First, the operator checks that filters are activated, then creates adds an entry to the filterinfo dictionary listing thresholds supplied by the user. Follow this pattern to add your own filters.

(7) [optional] Add a new super observation error function

In CHEEREIO, users can opt to average observations to the GEOS-Chem grid by setting the AV_TO_GC_GRID entry to be True. Your observation operator should consider supporting this functionality. The use of “super observations” is a useful technique to balance prior and observational errors while also reducing the computational complexity of the optimization (by reducing the size of the observational vectors and matrices in the LETKF calculation).

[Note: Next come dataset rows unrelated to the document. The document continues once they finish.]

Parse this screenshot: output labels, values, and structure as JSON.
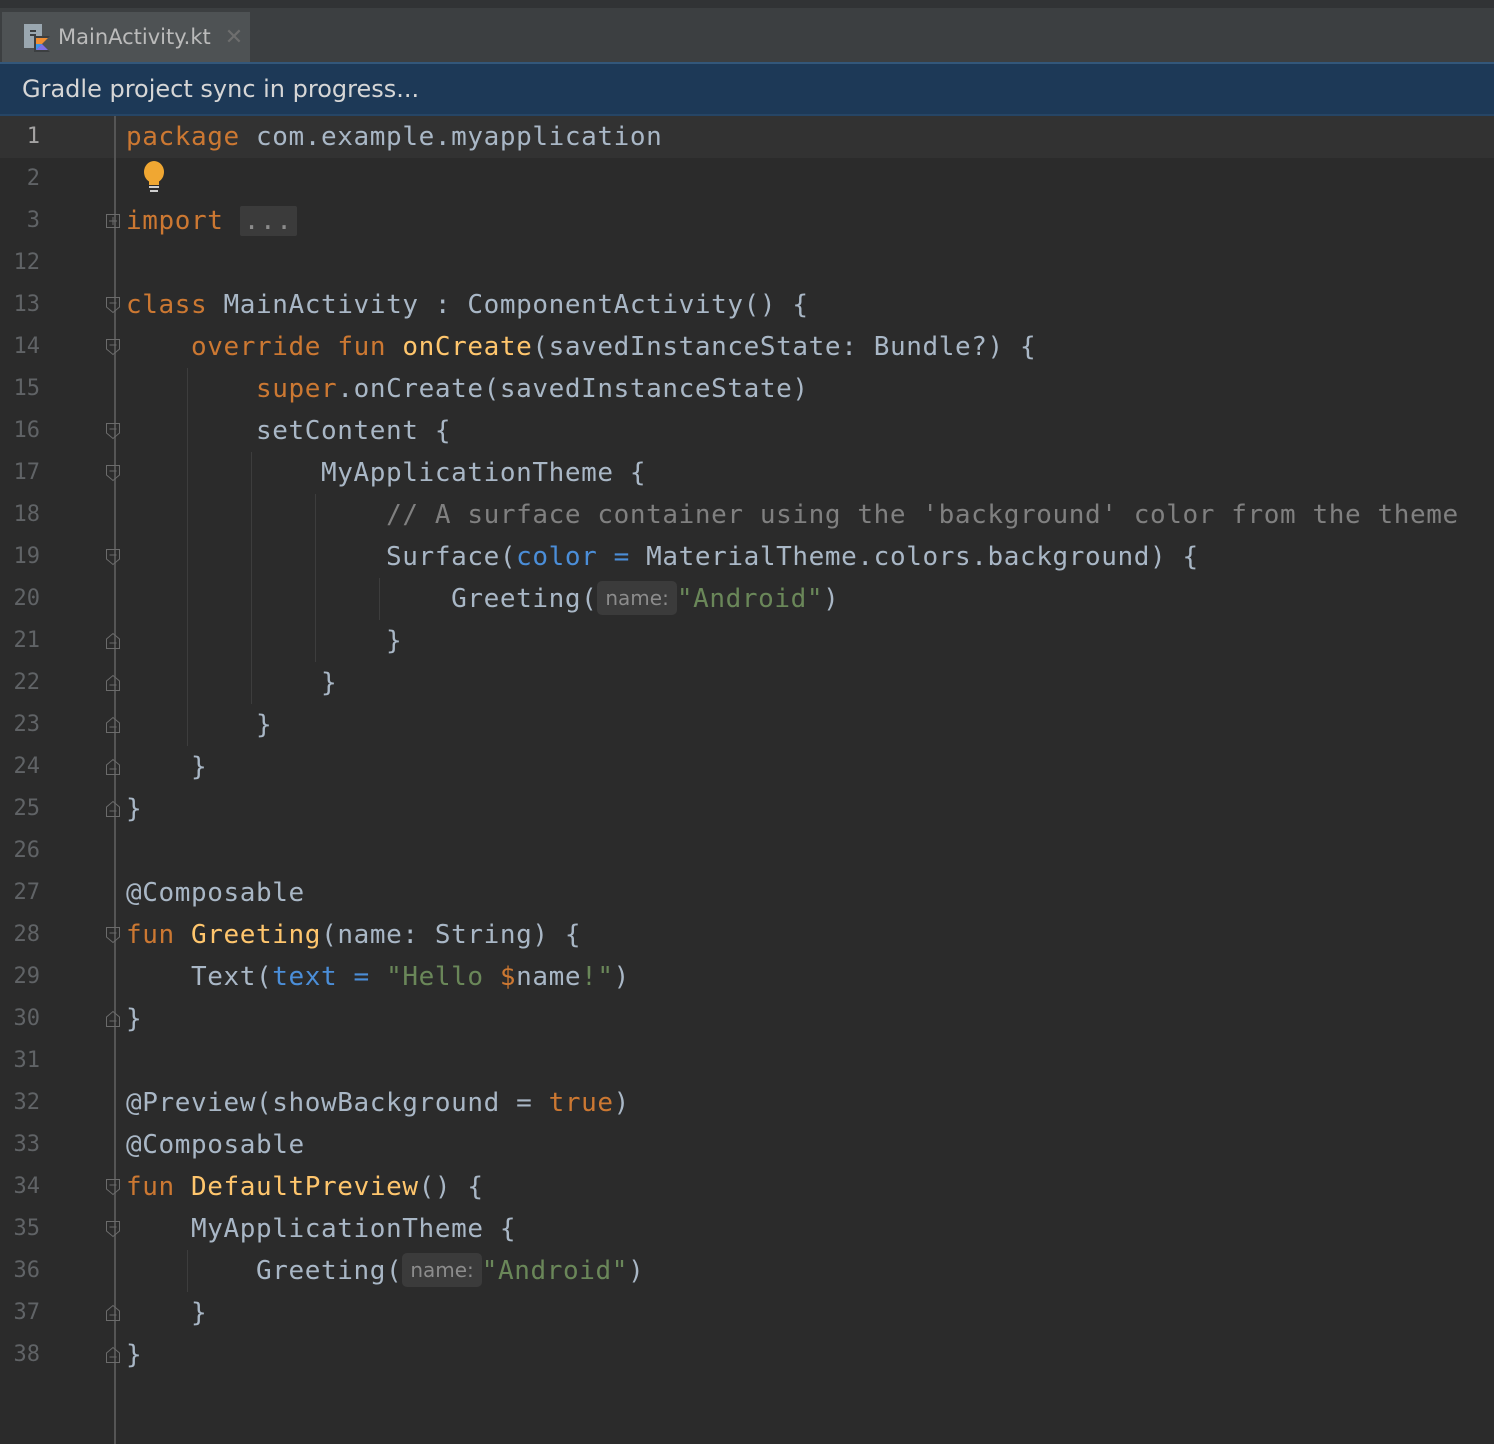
{
  "tab": {
    "label": "MainActivity.kt",
    "close": "✕",
    "icon": "kotlin-file-icon"
  },
  "banner": {
    "text": "Gradle project sync in progress..."
  },
  "colors": {
    "keyword": "#cc7832",
    "function": "#ffc66d",
    "string": "#6a8759",
    "comment": "#808080",
    "named_param": "#4b8ed8",
    "default_text": "#a9b7c6",
    "background": "#2b2b2b"
  },
  "gutter": {
    "line_numbers": [
      "1",
      "2",
      "3",
      "12",
      "13",
      "14",
      "15",
      "16",
      "17",
      "18",
      "19",
      "20",
      "21",
      "22",
      "23",
      "24",
      "25",
      "26",
      "27",
      "28",
      "29",
      "30",
      "31",
      "32",
      "33",
      "34",
      "35",
      "36",
      "37",
      "38"
    ]
  },
  "code": {
    "l1": {
      "kw": "package",
      "rest": " com.example.myapplication"
    },
    "l3": {
      "kw": "import",
      "folded": "..."
    },
    "l13": {
      "kw": "class",
      "rest": " MainActivity : ComponentActivity() {"
    },
    "l14": {
      "indent": "    ",
      "kw1": "override",
      "kw2": "fun",
      "fn": "onCreate",
      "rest": "(savedInstanceState: Bundle?) {"
    },
    "l15": {
      "indent": "        ",
      "kw": "super",
      "rest": ".onCreate(savedInstanceState)"
    },
    "l16": {
      "text": "        setContent {"
    },
    "l17": {
      "text": "            MyApplicationTheme {"
    },
    "l18": {
      "indent": "                ",
      "comment": "// A surface container using the 'background' color from the theme"
    },
    "l19": {
      "pre": "                Surface(",
      "param": "color",
      "eq": " = ",
      "rest": "MaterialTheme.colors.background) {"
    },
    "l20": {
      "pre": "                    Greeting(",
      "hint": "name:",
      "str": "\"Android\"",
      "close": ")"
    },
    "l21": {
      "text": "                }"
    },
    "l22": {
      "text": "            }"
    },
    "l23": {
      "text": "        }"
    },
    "l24": {
      "text": "    }"
    },
    "l25": {
      "text": "}"
    },
    "l27": {
      "text": "@Composable"
    },
    "l28": {
      "kw": "fun",
      "fn": "Greeting",
      "rest": "(name: String) {"
    },
    "l29": {
      "pre": "    Text(",
      "param": "text",
      "eq": " = ",
      "str1": "\"Hello ",
      "dollar": "$",
      "name": "name",
      "str2": "!\"",
      "close": ")"
    },
    "l30": {
      "text": "}"
    },
    "l32": {
      "pre": "@Preview(showBackground = ",
      "kw": "true",
      "close": ")"
    },
    "l33": {
      "text": "@Composable"
    },
    "l34": {
      "kw": "fun",
      "fn": "DefaultPreview",
      "rest": "() {"
    },
    "l35": {
      "text": "    MyApplicationTheme {"
    },
    "l36": {
      "pre": "        Greeting(",
      "hint": "name:",
      "str": "\"Android\"",
      "close": ")"
    },
    "l37": {
      "text": "    }"
    },
    "l38": {
      "text": "}"
    }
  }
}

The main subtlety that needs to be handled for super observation aggregation is the adjustment of observational error. By default, users can specify one of several error reduction functions in the SUPER_OBSERVATION_FUNCTION section:

sqrt

A modified version of the familiar square root law, where if we aggregate \(n\) observations (indexed by \(i\)) with errors \(\sigma_i\) together, the new error is \(\bar{\sigma}/\sqrt{n}\) where \(\bar{\sigma}\) is the mean of the \(\sigma_i\). The modification accounts for correlations \(c\) between errors (e.g. due to correlated retrieval errors from shared surface type or similar albedo), and for a user-specified minimum error \(\sigma_{\min}\). Thus the equation that is actually applied is given by \(\max\left[\left(\bar{\sigma}\cdot\sqrt{\frac{1-c}{n}+c}\right),\sigma_{\min}\right]\). The correlation \(c\) is taken from OBS_ERROR_SELF_CORRELATION with default value 0, and the minimum error \(\sigma_{\min}\) is taken from MIN_OBS_ERROR with default value 0 (i.e. the normal square root law).

default

As with “sqrt”, but with an additional term accounting for the fact that GEOS-Chem transport errors are perfectly correlated. Because perfectly correlated errors are irriducible no matter how many realizations are averaged, the resulting equation is given by \(\max\left[\sqrt{\bar{\sigma}^2\cdot\left(\frac{1-c}{n}+c\right)+\sigma_t^2},\sigma_{\min}\right]\) where \(\sigma_t\) is transport error supplied by the “transport_error” entry from OTHER_OBS_ERROR_PARAMETERS etnry.

constant

No error reduction applied. In other words, no matter how many observations are averaged, this function just returns :math:`bar{sigma}!

To add a new super observation function, add an additional entry to produceSuperObservationFunction in the observation_operator.py file. This function is described on the The produceSuperObservationFunction function entry. At a minimum, all super observation functions need to accept the following four arguments: (1) mean_error, an array of individual observation error values generated by CHEEREIO; (2) num_obs, an array showing the number of observations in a given grid cell; (3) errorCorr, a float showing the correlation of observations to one another (set as a default of zero); and (4) min_error, a float telling the function the minimum error acceptable in a grid cell (set as a default of zero). You do not need to use all four inputs (see the constant function) but you do need to accept all four for compatability. Additional inputs can be supplied from ens_config.json, as in the case of the default function and its need for transport_error. Additional arguments arguments are supplied by users through the OTHER_OBS_ERROR_PARAMETERS parameter in ens_config.json; just accept these parameters according to their key. See LETKF settings for an example for transport_error.

(8) Share your operator with the CHEEREIO community

Once you are done with your observation operator and have tested it, make a pull request to the main CHEEREIO git repository. That way the community can make use of your tool and advance science faster!

Document your operator by adding an entry in the Existing observation operators section of the documentation. In your documentation, provide the paper that people should cite if they use your operator, so that you get appropriate credit for your work.